In more than a decade writing for newspapers, I’ve never written a column about gay rights. I have no problem with same-sex couples getting hitched, but the issue isn’t a priority for me. It is, however, a priority for many of my 30-something cohorts, who otherwise favor low taxes and reduced spending.
. . . In surrendering on the gay marriage battlefront, conservatives will grow stronger on other battlefronts. While some social conservatives might accuse Republicans of being traitors, the party will be doing itself a favor in the long run, as it gains new allies and rediscovers the true meaning of conservatism.
It's worth the time to read the whole thing. Remember, state representative Glenn "No Gay Gene" Gruenhagen serves in the other half of the state senate district. Indeed, in the Glencoe newspaper, the McLeod County Chronicle, editor Rich Glennie argues against the marriage equality bill on moral terms in On same-sex marriage, gun-control, the voting blocks have changed.
For Glennie, morality and geography trump demography:
Although it has always been there, the current legislative session may make it even more apparent. On some issues, the Legislature is almost as divided along geographic lines as political lines. It is becoming metro legislators vs. outstate legislators on several key bills. . . .
While poll after poll in the big-city newspapers indicate Minnesotans and Americans are warming to the idea of same-sex marriage, that is not what we hear in rural legislative districts. Instead, bedrock family values and religous beliefs still hold sway in outstate Minnesota. Prior to these two social issues was the school funding equity fight that often pitted metro vs. rural legislators in both parties.

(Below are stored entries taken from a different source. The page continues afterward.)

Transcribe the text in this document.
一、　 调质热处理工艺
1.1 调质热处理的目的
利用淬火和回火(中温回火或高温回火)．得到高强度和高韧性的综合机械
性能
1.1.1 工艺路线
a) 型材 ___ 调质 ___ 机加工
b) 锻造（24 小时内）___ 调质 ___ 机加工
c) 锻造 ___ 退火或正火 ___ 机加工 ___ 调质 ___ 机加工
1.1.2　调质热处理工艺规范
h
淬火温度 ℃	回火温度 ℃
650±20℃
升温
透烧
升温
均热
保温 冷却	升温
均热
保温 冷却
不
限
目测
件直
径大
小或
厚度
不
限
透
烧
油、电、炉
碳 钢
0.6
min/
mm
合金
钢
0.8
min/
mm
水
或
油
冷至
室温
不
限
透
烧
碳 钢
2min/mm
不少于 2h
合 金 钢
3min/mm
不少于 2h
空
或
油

Perhaps the traditional political party affiliations are taking on less meaning as more complex issues arise. But if it is indeed evolving into the metro vs. rural split, the rural representatives will be on the losing end.
Statistics don’t lie, the majority of Minnesotans reside in the metro area, and they have the majority of votes in the Legislature. That is the reality of politics in Minnesota and will be for the foreseeable future.
The only hope is that those metro legislators who grew up in rural Minnesota still remember what traditional values are all about.
Doubtless, Representative Gruenhagen will take those as encouraging words and continue to lead the charge. Bluestem suspects that Broman's prediction of the consequences of this are dead on.
Photo: Glenn Gruenhagen, front and center at another marriage inequality meeting.